Photo shows the bill with 15 euros for cutting a cake brought from home. Fabio Bregolato from Rosta got the bill in a pizzeria in Pino Torinese in Italy. (Fabio Bregolato/CEN)

Disgruntled customer Fabio Bregolato started an online social media storm when he revealed how the local pizzeria in Pino Torinese, a small municipality four miles south of Turin, charged him to slice a birthday cake that the party of 10 brought from home since the eaterie does not offer desserts.

In a social media post, Fabio vented: “We were supposed to celebrate a birthday.

“There were ten of us, excellent pizza, and the service was well done, but… EUR 15 [GBP 12.8] to cut a cake we brought ourselves was quite a style faux pas.”

With the post, Fabio shared a photo that shows the bizarre charge listed at the bottom of the receipt.

Fabio continued: “They could have let it slide; in my 40 years (and I’ve eaten a lot of pizzas), I’ve never come across a place that charged an extra fee for cutting a cake.”

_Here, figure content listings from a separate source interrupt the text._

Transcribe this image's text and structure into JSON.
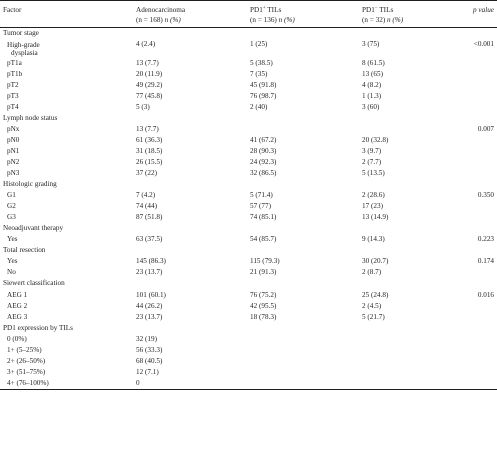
{
  "header": {
    "factor": "Factor",
    "col1_line1": "Adenocarcinoma",
    "col1_line2_n": "(n = 168)",
    "col1_line2_unit": "n (%)",
    "col2_line1_pre": "PD1",
    "col2_line1_sup": "+",
    "col2_line1_post": " TILs",
    "col2_line2_n": "(n = 136)",
    "col2_line2_unit": "n (%)",
    "col3_line1_pre": "PD1",
    "col3_line1_sup": "−",
    "col3_line1_post": " TILs",
    "col3_line2_n": "(n = 32)",
    "col3_line2_unit": "n (%)",
    "pvalue": "p value"
  },
  "rows": [
    {
      "type": "section",
      "label": "Tumor stage",
      "c1": "",
      "c2": "",
      "c3": "",
      "p": ""
    },
    {
      "type": "tall",
      "label": "High-grade\ndysplasia",
      "c1": "4 (2.4)",
      "c2": "1 (25)",
      "c3": "3 (75)",
      "p": "<0.001"
    },
    {
      "type": "item",
      "label": "pT1a",
      "c1": "13 (7.7)",
      "c2": "5 (38.5)",
      "c3": "8 (61.5)",
      "p": ""
    },
    {
      "type": "item",
      "label": "pT1b",
      "c1": "20 (11.9)",
      "c2": "7 (35)",
      "c3": "13 (65)",
      "p": ""
    },
    {
      "type": "item",
      "label": "pT2",
      "c1": "49 (29.2)",
      "c2": "45 (91.8)",
      "c3": "4 (8.2)",
      "p": ""
    },
    {
      "type": "item",
      "label": "pT3",
      "c1": "77 (45.8)",
      "c2": "76 (98.7)",
      "c3": "1 (1.3)",
      "p": ""
    },
    {
      "type": "item",
      "label": "pT4",
      "c1": "5 (3)",
      "c2": "2 (40)",
      "c3": "3 (60)",
      "p": ""
    },
    {
      "type": "section",
      "label": "Lymph node status",
      "c1": "",
      "c2": "",
      "c3": "",
      "p": ""
    },
    {
      "type": "item",
      "label": "pNx",
      "c1": "13 (7.7)",
      "c2": "",
      "c3": "",
      "p": "0.007"
    },
    {
      "type": "item",
      "label": "pN0",
      "c1": "61 (36.3)",
      "c2": "41 (67.2)",
      "c3": "20 (32.8)",
      "p": ""
    },
    {
      "type": "item",
      "label": "pN1",
      "c1": "31 (18.5)",
      "c2": "28 (90.3)",
      "c3": "3 (9.7)",
      "p": ""
    },
    {
      "type": "item",
      "label": "pN2",
      "c1": "26 (15.5)",
      "c2": "24 (92.3)",
      "c3": "2 (7.7)",
      "p": ""
    },
    {
      "type": "item",
      "label": "pN3",
      "c1": "37 (22)",
      "c2": "32 (86.5)",
      "c3": "5 (13.5)",
      "p": ""
    },
    {
      "type": "section",
      "label": "Histologic grading",
      "c1": "",
      "c2": "",
      "c3": "",
      "p": ""
    },
    {
      "type": "item",
      "label": "G1",
      "c1": "7 (4.2)",
      "c2": "5 (71.4)",
      "c3": "2 (28.6)",
      "p": "0.350"
    },
    {
      "type": "item",
      "label": "G2",
      "c1": "74 (44)",
      "c2": "57 (77)",
      "c3": "17 (23)",
      "p": ""
    },
    {
      "type": "item",
      "label": "G3",
      "c1": "87 (51.8)",
      "c2": "74 (85.1)",
      "c3": "13 (14.9)",
      "p": ""
    },
    {
      "type": "section",
      "label": "Neoadjuvant therapy",
      "c1": "",
      "c2": "",
      "c3": "",
      "p": ""
    },
    {
      "type": "item",
      "label": "Yes",
      "c1": "63 (37.5)",
      "c2": "54 (85.7)",
      "c3": "9 (14.3)",
      "p": "0.223"
    },
    {
      "type": "section",
      "label": "Total resection",
      "c1": "",
      "c2": "",
      "c3": "",
      "p": ""
    },
    {
      "type": "item",
      "label": "Yes",
      "c1": "145 (86.3)",
      "c2": "115 (79.3)",
      "c3": "30 (20.7)",
      "p": "0.174"
    },
    {
      "type": "item",
      "label": "No",
      "c1": "23 (13.7)",
      "c2": "21 (91.3)",
      "c3": "2 (8.7)",
      "p": ""
    },
    {
      "type": "section",
      "label": "Siewert classification",
      "c1": "",
      "c2": "",
      "c3": "",
      "p": ""
    },
    {
      "type": "item",
      "label": "AEG 1",
      "c1": "101 (60.1)",
      "c2": "76 (75.2)",
      "c3": "25 (24.8)",
      "p": "0.016"
    },
    {
      "type": "item",
      "label": "AEG 2",
      "c1": "44 (26.2)",
      "c2": "42 (95.5)",
      "c3": "2 (4.5)",
      "p": ""
    },
    {
      "type": "item",
      "label": "AEG 3",
      "c1": "23 (13.7)",
      "c2": "18 (78.3)",
      "c3": "5 (21.7)",
      "p": ""
    },
    {
      "type": "section",
      "label": "PD1 expression by TILs",
      "c1": "",
      "c2": "",
      "c3": "",
      "p": ""
    },
    {
      "type": "item",
      "label": "0 (0%)",
      "c1": "32 (19)",
      "c2": "",
      "c3": "",
      "p": ""
    },
    {
      "type": "item",
      "label": "1+ (5–25%)",
      "c1": "56 (33.3)",
      "c2": "",
      "c3": "",
      "p": ""
    },
    {
      "type": "item",
      "label": "2+ (26–50%)",
      "c1": "68 (40.5)",
      "c2": "",
      "c3": "",
      "p": ""
    },
    {
      "type": "item",
      "label": "3+ (51–75%)",
      "c1": "12 (7.1)",
      "c2": "",
      "c3": "",
      "p": ""
    },
    {
      "type": "item",
      "label": "4+ (76–100%)",
      "c1": "0",
      "c2": "",
      "c3": "",
      "p": ""
    }
  ]
}
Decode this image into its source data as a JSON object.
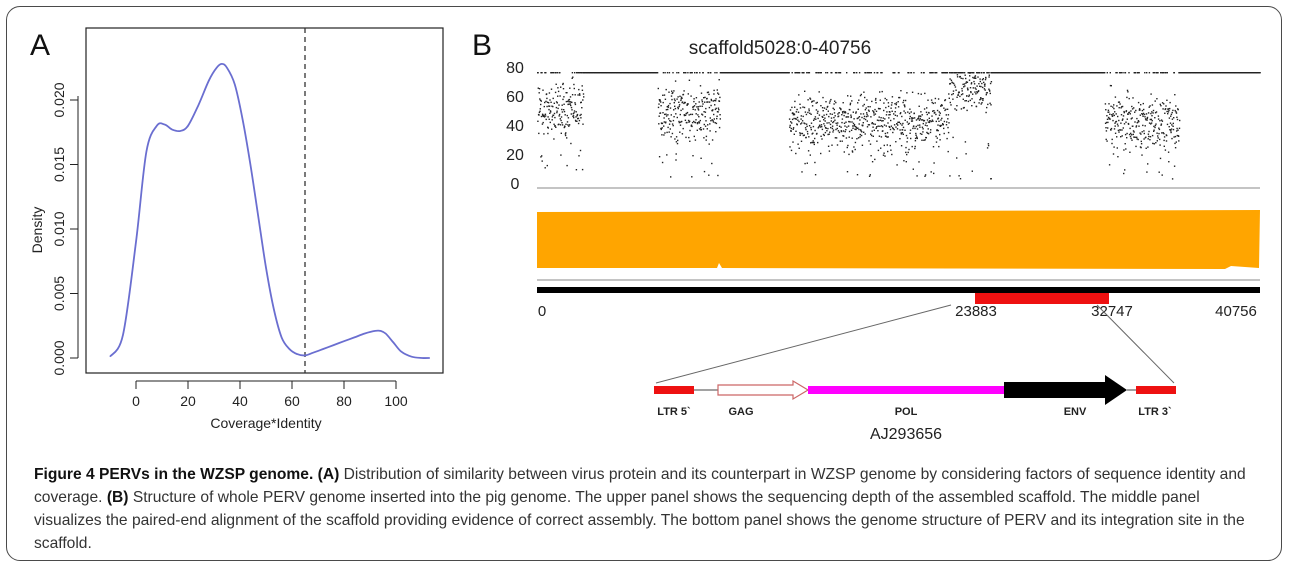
{
  "figure": {
    "caption_title": "Figure 4 PERVs in the WZSP genome.",
    "caption_a_label": "(A)",
    "caption_a_text": "Distribution of similarity between virus protein and its counterpart in WZSP genome by considering factors of sequence identity and coverage.",
    "caption_b_label": "(B)",
    "caption_b_text": "Structure of whole PERV genome inserted into the pig genome. The upper panel shows the sequencing depth of the assembled scaffold. The middle panel visualizes the paired-end alignment of the scaffold providing evidence of correct assembly. The bottom panel shows the genome structure of PERV and its integration site in the scaffold."
  },
  "panel_a": {
    "label": "A",
    "chart_data": {
      "type": "line",
      "xlabel": "Coverage*Identity",
      "ylabel": "Density",
      "xlim": [
        -13,
        115
      ],
      "ylim": [
        0,
        0.0228
      ],
      "x_ticks": [
        "0",
        "20",
        "40",
        "60",
        "80",
        "100"
      ],
      "y_ticks": [
        "0.000",
        "0.005",
        "0.010",
        "0.015",
        "0.020"
      ],
      "cutoff_line_x": 65,
      "series": [
        {
          "x": [
            -10,
            -5,
            0,
            4,
            8,
            11,
            14,
            17,
            20,
            24,
            28,
            31,
            33,
            35,
            38,
            41,
            44,
            47,
            50,
            53,
            56,
            59,
            62,
            65,
            68,
            72,
            76,
            80,
            84,
            88,
            92,
            94,
            96,
            99,
            102,
            106,
            110,
            113
          ],
          "y": [
            0.0001,
            0.0018,
            0.009,
            0.016,
            0.018,
            0.0181,
            0.0177,
            0.0176,
            0.018,
            0.0196,
            0.0215,
            0.0225,
            0.0228,
            0.0225,
            0.0212,
            0.0185,
            0.015,
            0.011,
            0.007,
            0.0038,
            0.0016,
            0.0007,
            0.0003,
            0.0002,
            0.0004,
            0.0007,
            0.001,
            0.0013,
            0.0016,
            0.0019,
            0.0021,
            0.0021,
            0.0019,
            0.0012,
            0.0005,
            0.0001,
            0.0,
            0.0
          ]
        }
      ]
    }
  },
  "panel_b": {
    "label": "B",
    "title": "scaffold5028:0-40756",
    "depth_y_ticks": [
      "80",
      "60",
      "40",
      "20",
      "0"
    ],
    "scaffold_positions": [
      "0",
      "23883",
      "32747",
      "40756"
    ],
    "scaffold_length": 40756,
    "insert_start": 23883,
    "insert_end": 32747,
    "depth_chart": {
      "type": "scatter",
      "ylim": [
        0,
        80
      ],
      "saturation_value": 80,
      "segments": [
        {
          "from": 0,
          "to": 2600,
          "mode": "noisy",
          "mean": 55
        },
        {
          "from": 2600,
          "to": 6800,
          "mode": "flat"
        },
        {
          "from": 6800,
          "to": 10300,
          "mode": "noisy",
          "mean": 52
        },
        {
          "from": 10300,
          "to": 14200,
          "mode": "flat"
        },
        {
          "from": 14200,
          "to": 23200,
          "mode": "noisy",
          "mean": 46
        },
        {
          "from": 23200,
          "to": 25600,
          "mode": "noisy",
          "mean": 70
        },
        {
          "from": 25600,
          "to": 32000,
          "mode": "flat"
        },
        {
          "from": 32000,
          "to": 36200,
          "mode": "noisy",
          "mean": 46
        },
        {
          "from": 36200,
          "to": 40756,
          "mode": "flat"
        }
      ]
    },
    "alignment_color": "#FFA500",
    "genes": [
      {
        "name": "LTR 5`",
        "color": "#EE1111"
      },
      {
        "name": "GAG",
        "color": "#FFFFFF"
      },
      {
        "name": "POL",
        "color": "#FF00FF"
      },
      {
        "name": "ENV",
        "color": "#000000"
      },
      {
        "name": "LTR 3`",
        "color": "#EE1111"
      }
    ],
    "accession": "AJ293656"
  }
}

Fabio claims to have informed them about the cake, adding: “The pizzeria couldn’t make a dessert, but they said we could bring our own cake from outside.”

A controversy has erupted on social media, with some users supporting Fabio, while others emphasised that it is a standard service.

One user said: “It happened to me in Carmagnola. I paid EUR 2 [GBP 1.7] for each slice of cake.”

The pizzeria’s owners also responded, saying: “We duly noted it on the receipt and pay our taxes. It’s a service and, as such, has a cost.”

They claimed Fabio did not even mention the cake he brought from home when making the reservation.

They went on: “When he arrived, he showed us the cake and said, ‘Will you take care of it?’ Nothing else.

“We are not obliged to provide this service, especially because we risk serving something we didn’t make ourselves.

“We know this well; we specialise in products for people with celiac disease and intolerances.”

After confirming that the cake was store-bought, they claimed they agreed to cut it and serve it.

They added: “But it was tiny, enough for no more than six people, and there were ten of them.

“The waitress took the cake to the kitchen and, with effort, cut ten acceptable slices.

“She arranged them on the plate very nicely to make a good impression on the customer despite the small portions.

“In short, between cutting, arranging, and serving at the table, she spent 25 minutes, during which I couldn’t have her do anything else.”